Joshua set down his bag and watched a cockroach busily climb the
kitchen wall. “A few weeks – I can pay in advance.”
Ralph grinned. “Good man. That’s a…” he struggled for the words, “a very urban trait.”
Joshua didn’t have a clue what Ralph meant – he had offered to pay in advance only to keep interaction with the manager to a minimum. Shielding his wad of bills, he paid for three weeks rent, and then ushered the guy out of the door. In contrast to Benjamin Jefferson, Ralph Stuckey dragged with him an air of quiet disdain. On the surface he was all hellos and handshakes, whereas underneath, he exuded contempt.
Stuckey returned a moment later with a receipt. “We got a dozen loungers by the pool,” he said. “But if solitude and relaxation floats your rowboat, try the roof. Nobody else here can be bothered with the climb. Just don’t go jumping into the pool from up there”
“Sure,” Joshua said, closing the door.
It was 7:09 p.m. Barlow would be waiting for his call. Instead of reaching for the phone he waited a moment in the stillness. He imagined Nathaniel in similar circumstances, waiting to make the call to Barlow. For all Joshua knew, Nathaniel might have made a call from this very motel, perhaps thinking similar thoughts. The notion left Joshua with a discomfiting afterthought, for that was the last they heard from his brother.
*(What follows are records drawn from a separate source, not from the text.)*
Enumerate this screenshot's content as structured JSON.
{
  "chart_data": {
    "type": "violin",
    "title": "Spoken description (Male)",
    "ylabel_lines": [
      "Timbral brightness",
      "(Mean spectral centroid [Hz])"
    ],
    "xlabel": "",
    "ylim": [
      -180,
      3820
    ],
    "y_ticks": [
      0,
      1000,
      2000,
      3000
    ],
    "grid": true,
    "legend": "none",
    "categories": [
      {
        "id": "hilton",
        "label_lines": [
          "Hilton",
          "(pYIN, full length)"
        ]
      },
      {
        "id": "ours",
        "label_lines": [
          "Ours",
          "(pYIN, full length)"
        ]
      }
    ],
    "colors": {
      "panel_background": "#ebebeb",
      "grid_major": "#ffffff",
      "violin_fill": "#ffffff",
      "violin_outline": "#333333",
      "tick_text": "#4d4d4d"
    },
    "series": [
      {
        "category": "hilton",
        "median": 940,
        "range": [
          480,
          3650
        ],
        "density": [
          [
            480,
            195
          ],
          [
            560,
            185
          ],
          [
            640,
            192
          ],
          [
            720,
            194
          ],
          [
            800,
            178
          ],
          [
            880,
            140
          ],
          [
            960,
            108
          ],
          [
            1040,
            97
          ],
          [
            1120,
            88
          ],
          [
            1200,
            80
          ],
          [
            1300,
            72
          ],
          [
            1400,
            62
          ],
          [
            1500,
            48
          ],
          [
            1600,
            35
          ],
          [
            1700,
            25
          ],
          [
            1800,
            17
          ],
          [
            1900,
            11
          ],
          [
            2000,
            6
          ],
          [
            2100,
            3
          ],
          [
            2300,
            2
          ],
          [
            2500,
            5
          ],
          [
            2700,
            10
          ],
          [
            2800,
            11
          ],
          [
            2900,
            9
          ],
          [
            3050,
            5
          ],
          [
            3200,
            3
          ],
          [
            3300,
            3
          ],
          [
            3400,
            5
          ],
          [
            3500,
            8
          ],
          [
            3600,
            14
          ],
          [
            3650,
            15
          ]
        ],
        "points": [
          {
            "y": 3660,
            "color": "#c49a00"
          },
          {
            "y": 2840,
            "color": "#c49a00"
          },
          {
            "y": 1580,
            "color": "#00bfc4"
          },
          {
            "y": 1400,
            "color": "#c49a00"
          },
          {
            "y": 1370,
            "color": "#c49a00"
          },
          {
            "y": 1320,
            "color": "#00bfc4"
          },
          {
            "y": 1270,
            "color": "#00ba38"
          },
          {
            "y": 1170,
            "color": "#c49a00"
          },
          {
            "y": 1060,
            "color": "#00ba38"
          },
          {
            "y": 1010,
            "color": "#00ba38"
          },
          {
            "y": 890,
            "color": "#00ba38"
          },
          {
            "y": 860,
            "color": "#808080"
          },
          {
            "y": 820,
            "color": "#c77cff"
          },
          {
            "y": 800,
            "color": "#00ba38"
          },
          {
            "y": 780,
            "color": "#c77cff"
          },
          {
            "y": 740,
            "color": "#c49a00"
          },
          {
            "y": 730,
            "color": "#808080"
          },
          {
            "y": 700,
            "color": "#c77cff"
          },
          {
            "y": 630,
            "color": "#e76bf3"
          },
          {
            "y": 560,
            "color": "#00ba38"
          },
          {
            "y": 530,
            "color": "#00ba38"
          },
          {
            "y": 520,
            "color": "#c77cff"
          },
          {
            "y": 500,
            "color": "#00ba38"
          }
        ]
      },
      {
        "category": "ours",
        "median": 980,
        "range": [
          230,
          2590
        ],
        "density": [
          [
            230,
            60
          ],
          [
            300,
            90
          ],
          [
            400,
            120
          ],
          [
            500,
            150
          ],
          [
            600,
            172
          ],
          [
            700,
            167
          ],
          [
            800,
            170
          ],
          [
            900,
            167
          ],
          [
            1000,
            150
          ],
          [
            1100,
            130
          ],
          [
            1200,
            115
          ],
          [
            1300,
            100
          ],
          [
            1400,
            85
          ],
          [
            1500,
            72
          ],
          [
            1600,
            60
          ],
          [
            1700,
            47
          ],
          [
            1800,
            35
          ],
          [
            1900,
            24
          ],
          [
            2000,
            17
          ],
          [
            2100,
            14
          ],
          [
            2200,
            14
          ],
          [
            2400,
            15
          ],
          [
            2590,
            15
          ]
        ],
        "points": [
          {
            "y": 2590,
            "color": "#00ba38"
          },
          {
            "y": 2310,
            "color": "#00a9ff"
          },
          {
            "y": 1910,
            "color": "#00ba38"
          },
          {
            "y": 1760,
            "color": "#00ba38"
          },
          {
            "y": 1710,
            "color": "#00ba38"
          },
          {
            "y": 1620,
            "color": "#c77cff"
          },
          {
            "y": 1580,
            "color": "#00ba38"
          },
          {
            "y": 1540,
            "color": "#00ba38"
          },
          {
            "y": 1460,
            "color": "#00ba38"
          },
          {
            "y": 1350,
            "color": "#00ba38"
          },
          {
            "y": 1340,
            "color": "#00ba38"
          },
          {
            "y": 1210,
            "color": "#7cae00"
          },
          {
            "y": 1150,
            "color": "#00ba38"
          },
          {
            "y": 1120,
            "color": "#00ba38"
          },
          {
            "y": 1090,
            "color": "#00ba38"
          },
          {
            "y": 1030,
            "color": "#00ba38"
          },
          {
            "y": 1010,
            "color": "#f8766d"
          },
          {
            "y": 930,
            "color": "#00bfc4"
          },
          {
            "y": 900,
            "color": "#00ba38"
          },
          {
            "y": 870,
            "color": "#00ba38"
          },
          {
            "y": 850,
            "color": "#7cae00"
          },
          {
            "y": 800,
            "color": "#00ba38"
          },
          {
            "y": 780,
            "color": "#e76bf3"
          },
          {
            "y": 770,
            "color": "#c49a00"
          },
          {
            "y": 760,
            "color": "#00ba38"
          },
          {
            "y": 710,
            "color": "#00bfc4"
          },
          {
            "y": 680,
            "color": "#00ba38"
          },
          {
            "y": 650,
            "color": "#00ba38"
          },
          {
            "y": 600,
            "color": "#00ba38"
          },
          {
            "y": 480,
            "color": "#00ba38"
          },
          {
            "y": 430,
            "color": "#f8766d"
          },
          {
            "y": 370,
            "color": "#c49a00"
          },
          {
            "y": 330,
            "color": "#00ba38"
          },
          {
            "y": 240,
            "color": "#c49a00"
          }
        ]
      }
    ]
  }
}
Finally he sat on the bed and reached for the phone. Barlow answered on the tenth ring. “’lo,” he said sleepily.
“I’m in Los Angeles,” Joshua informed him. While Barlow listened he recited the name and address of the motel.
Barlow read back what Joshua told him. “Good. You’ve placed yourself close to both Durant and the Jamaicans.” The old man swallowed and deep-breathed a moment. “Do nothing tonight – read up on Durant. Start tomorrow. And be damn careful.” he stayed on the line moment as though he had something to add, but he finally hung up saying nothing.